Langkah Jokowi dalam hal ini pun terasa pragmatis. Ambil gampangnya dengan mengguyur miliaran rupiah bagi para influencer. Makhluk macam apa influencer ini?
Jokowi sama sekali tak memerlukan official media, meski dalam manajemen informasi negara kelimpungan menghadapi berbagai isu. Jokowi lebih memilih nge-vlog pribadi, bahwa dirinya sudah 17 tahun minum jamu. Masih lebih lama simbah saya, Pak. Sepanjang hayatnya minum jamu, sampai meninggal di usai 103 tahun dalam kondisi sehat.
Apakah program televisi semacam ILC bagian dari bagaimana bangsa ini mengelaborasi suatu permasalahan, sebagai pokok bahasan yang urgen?
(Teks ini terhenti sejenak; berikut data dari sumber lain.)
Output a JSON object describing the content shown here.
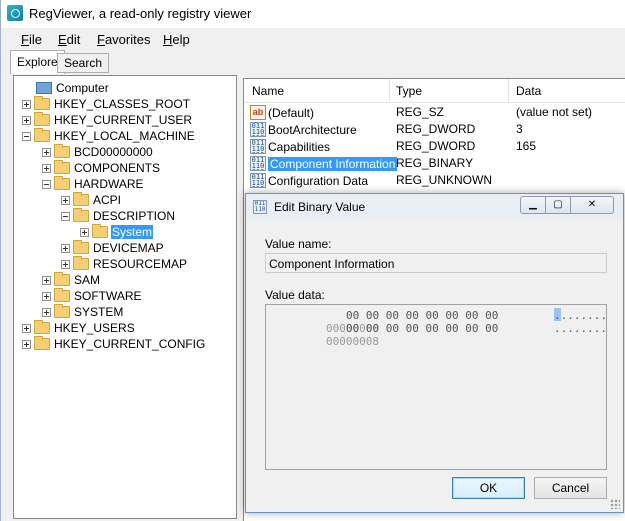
{
  "window": {
    "title": "RegViewer, a read-only registry viewer"
  },
  "menu": {
    "file": "ile",
    "file_u": "F",
    "edit": "dit",
    "edit_u": "E",
    "favorites": "avorites",
    "favorites_u": "F",
    "help": "elp",
    "help_u": "H"
  },
  "tabs": {
    "explore": "Explore",
    "search": "Search"
  },
  "tree": {
    "computer": "Computer",
    "hkcr": "HKEY_CLASSES_ROOT",
    "hkcu": "HKEY_CURRENT_USER",
    "hklm": "HKEY_LOCAL_MACHINE",
    "bcd": "BCD00000000",
    "components": "COMPONENTS",
    "hardware": "HARDWARE",
    "acpi": "ACPI",
    "description": "DESCRIPTION",
    "system_sel": "System",
    "devicemap": "DEVICEMAP",
    "resourcemap": "RESOURCEMAP",
    "sam": "SAM",
    "software": "SOFTWARE",
    "system": "SYSTEM",
    "hku": "HKEY_USERS",
    "hkcc": "HKEY_CURRENT_CONFIG"
  },
  "list": {
    "headers": {
      "name": "Name",
      "type": "Type",
      "data": "Data"
    },
    "rows": [
      {
        "name": "(Default)",
        "type": "REG_SZ",
        "data": "(value not set)",
        "icon": "string-value-icon"
      },
      {
        "name": "BootArchitecture",
        "type": "REG_DWORD",
        "data": "3",
        "icon": "binary-value-icon"
      },
      {
        "name": "Capabilities",
        "type": "REG_DWORD",
        "data": "165",
        "icon": "binary-value-icon"
      },
      {
        "name": "Component Information",
        "type": "REG_BINARY",
        "data": "",
        "icon": "binary-value-icon"
      },
      {
        "name": "Configuration Data",
        "type": "REG_UNKNOWN",
        "data": "",
        "icon": "binary-value-icon"
      }
    ]
  },
  "dialog": {
    "title": "Edit Binary Value",
    "value_name_label": "Value name:",
    "value_name": "Component Information",
    "value_data_label": "Value data:",
    "hex": [
      {
        "addr": "00000000",
        "bytes": "00 00 00 00 00 00 00 00",
        "ascii": "........"
      },
      {
        "addr": "00000008",
        "bytes": "00 00 00 00 00 00 00 00",
        "ascii": "........"
      }
    ],
    "ok": "OK",
    "cancel": "Cancel"
  }
}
Meski mempunyai durasi yang cukup panjang, program itu sering tak berimbang karena nara sumbernya para pihak yang punya kepentingan masing-masing. ILC hanya sebuah ruang tinju, forum amplifikasi masing-masing pihak, dan sok bijak menyerahkan kesimpulan pada masyarakat. Karni Ilyas sebagai host, tidak representatif untuk meresume hasil diskusi, apalagi memberi impresi bagaimana terjadi proses transformasi nilai pada masyarakat. Ia hanya menambah penguatan masing-masing kubu.
Jika beberapa hari lalu saya menulis mengenai Lemhanas (Lembaga Pertahanan Nasional), bayangan saya di lembaga inilah orang-orang yang bekerja di ruang publik, entah itu pejabat negara maupun wartawan, penyiar radio, dan sebagainya, bukan hanya memiliki standar kompetensi. Melainkan juga kesadaran ideologi dan profesi, mengenai nilai pekerjaannya yang berdampak pada kehidupan masyarakat.
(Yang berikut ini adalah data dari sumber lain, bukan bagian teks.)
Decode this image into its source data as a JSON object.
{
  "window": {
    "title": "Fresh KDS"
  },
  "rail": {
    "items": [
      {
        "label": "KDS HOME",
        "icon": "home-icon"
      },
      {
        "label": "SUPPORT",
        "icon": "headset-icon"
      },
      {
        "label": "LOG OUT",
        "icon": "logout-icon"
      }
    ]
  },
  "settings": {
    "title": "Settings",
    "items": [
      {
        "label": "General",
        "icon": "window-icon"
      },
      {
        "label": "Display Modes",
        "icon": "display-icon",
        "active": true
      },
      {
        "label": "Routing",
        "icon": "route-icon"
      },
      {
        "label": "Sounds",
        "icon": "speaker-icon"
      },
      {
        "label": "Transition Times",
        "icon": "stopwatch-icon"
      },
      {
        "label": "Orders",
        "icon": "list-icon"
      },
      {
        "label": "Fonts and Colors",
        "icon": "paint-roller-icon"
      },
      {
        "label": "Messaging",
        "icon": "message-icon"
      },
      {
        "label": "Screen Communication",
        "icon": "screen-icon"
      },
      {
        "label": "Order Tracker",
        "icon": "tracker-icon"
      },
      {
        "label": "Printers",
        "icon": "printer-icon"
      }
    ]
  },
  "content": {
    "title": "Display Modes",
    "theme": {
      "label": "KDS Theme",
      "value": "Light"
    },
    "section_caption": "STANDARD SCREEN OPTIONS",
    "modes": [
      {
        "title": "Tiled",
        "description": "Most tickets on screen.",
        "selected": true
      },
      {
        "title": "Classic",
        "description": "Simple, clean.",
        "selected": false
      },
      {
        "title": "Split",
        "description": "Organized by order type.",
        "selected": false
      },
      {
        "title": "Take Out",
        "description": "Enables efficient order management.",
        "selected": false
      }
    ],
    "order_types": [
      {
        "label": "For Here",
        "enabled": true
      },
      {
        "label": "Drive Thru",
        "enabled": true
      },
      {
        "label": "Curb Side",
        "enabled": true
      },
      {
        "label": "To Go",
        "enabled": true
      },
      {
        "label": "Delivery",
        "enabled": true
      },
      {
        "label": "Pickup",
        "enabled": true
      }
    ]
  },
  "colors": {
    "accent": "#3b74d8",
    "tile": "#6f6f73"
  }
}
Sebuah lembaga yang mengedukasi dan observasi para calon profesional, agar secara teknis dan ideologis memahami masalah-masalah dasar seperti politik, psikologi, komunikasi massa, kebudayaan, sejarah, ideologi negara, dan juga filsafat. Bukan semacam BPIP yang sampai sekarang tak jelas pekerjaannya.
Dulu saya mendengar Jokowi mau melakukan revolusi mental. Saya memilih dia. Di periode kedua mau membangun kualitas sumberdaya manusia. Saya memilih dia. Tapi mana?
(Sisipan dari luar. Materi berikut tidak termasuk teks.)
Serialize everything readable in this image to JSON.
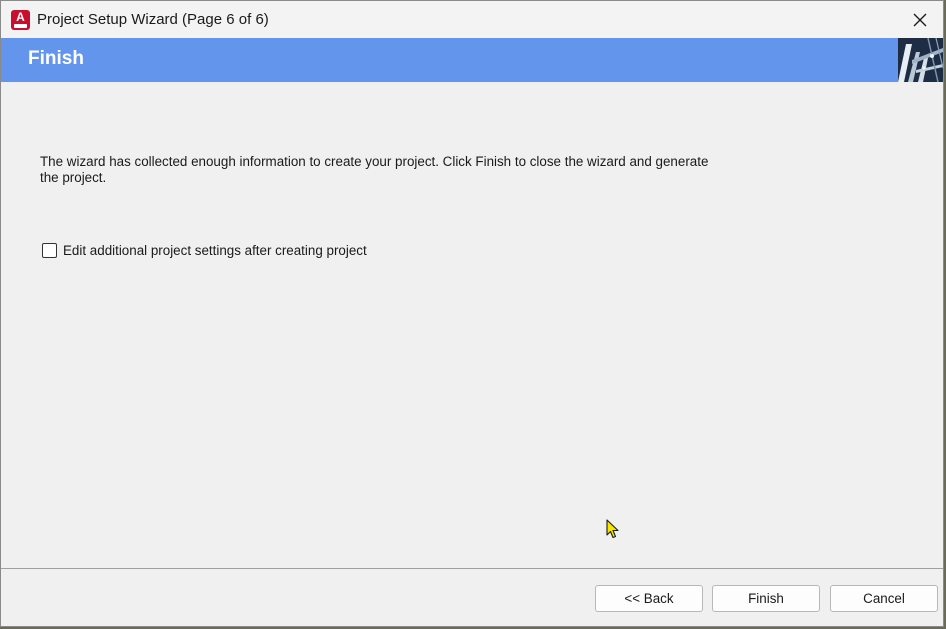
{
  "window": {
    "title": "Project Setup Wizard (Page 6 of 6)",
    "app_icon_letter": "A",
    "close_icon": "close-icon"
  },
  "banner": {
    "title": "Finish",
    "color": "#6495ed"
  },
  "content": {
    "message": "The wizard has collected enough information to create your project. Click Finish to close the wizard and generate the project.",
    "checkbox_label": "Edit additional project settings after creating project",
    "checkbox_checked": false
  },
  "footer": {
    "back_label": "<< Back",
    "finish_label": "Finish",
    "cancel_label": "Cancel"
  }
}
Makbedundug muncul virus Corona, dan kita kelimpungan dibuatnya. Lha wong soal ekonomi gotong-royong BPJS saja, malah jadi ajang korupsi, baik rumah sakit maupun manajemen BPJS itu sendiri. Bagaimana rakyat yang urunan BPJS tidak mangkel?
Tapi meski mangkel, dengan mentalitas korup di semua lini itu, saya tidak menjadi kamdrun (kampret di gurun), karena ngeri kemarin lihat pawai para mantan HTI bebas melintas di Malioboro, meneriakkan syariah-khilafah dengan kawalan polisi. Kok bisa, Pak Pol? Dan media juga diam saja, takut didemo.
Moga-moga di masa depan kita punya media yang baik, sebagai cerminan bangsa ini tumbuh dengan baik. Itu sekiranya komunikasi kita masih membutuhkan huruf.